Résultats 2016 : Macif en avance sur son plan stratégique

Résultats 2016 : Macif en avance sur son plan stratégique
Mourad Chefail / Macif Alain Montarant, président de Macif

Après un premier semestre 2016 calamiteux, la mutuelle d’assurance a réussi à renverser la situation. Son résultat net baisse de 7,5%, mais son chiffre d’affaires et ses fonds propres terminent l'année en hausse. Techniquement, Macif est dans le vert.
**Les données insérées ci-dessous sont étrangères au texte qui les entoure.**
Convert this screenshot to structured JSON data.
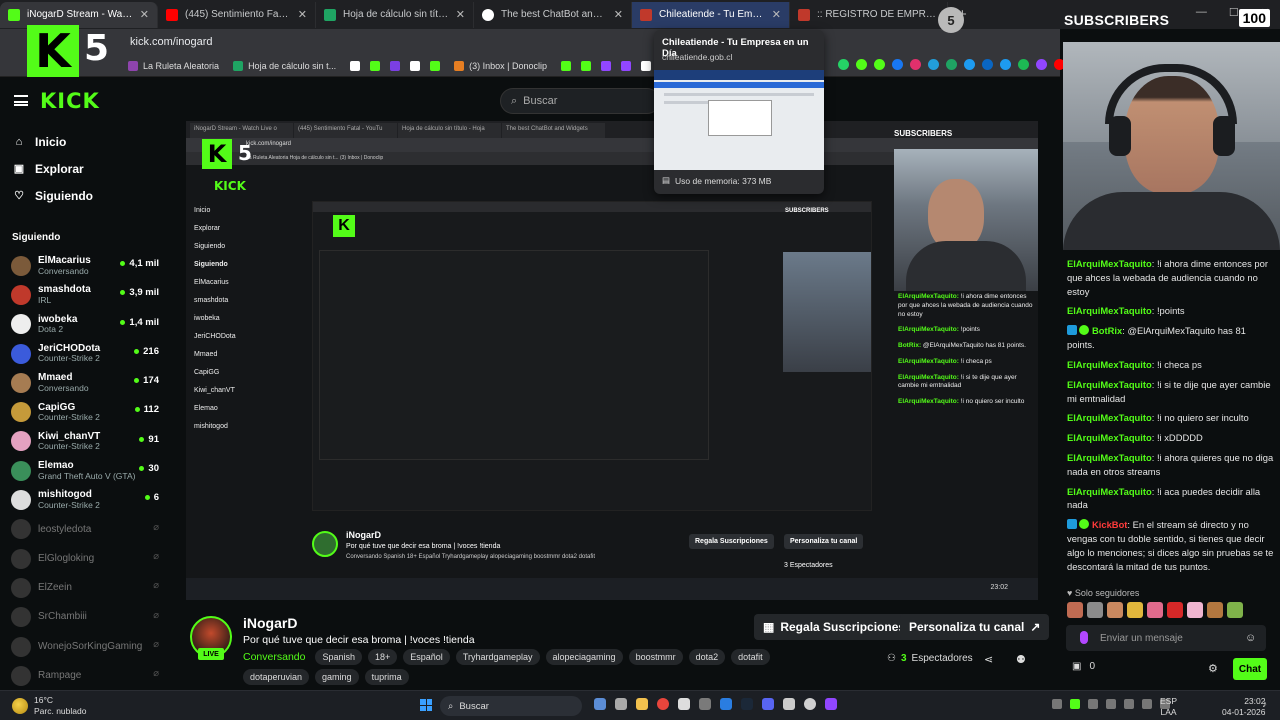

Avec 5,3 millions de sociétaires, qui détiennent 18,4 millions de contrats, le groupe Macif présente pour 2016 des résultats supérieurs à la trajectoire prévue par son plan stratégique 2016-2020 baptisé #macifutur : le chiffre d'affaires s'établit à 6 293 M€ (+3%) répartis entre 3 116 M€ de cotisations acquises par le pôle dommages, 2 196 M€ par le pôle finance/épargne (980 M€ de cotisations acquises) et 980 M€ par le pôle santé-prévoyance. Ses fonds propres part du groupe (en normes IFRS) s'élèvent à 3 447 M€ (+11%) et le ratio combiné IARD s'est quasi-stabilisé à 99,3% (+0,1 point) et s'est amélioré en santé-prévoyance à 95,9% (-1,3 point). Enfin, le ratio de solvabilité atteint 199%.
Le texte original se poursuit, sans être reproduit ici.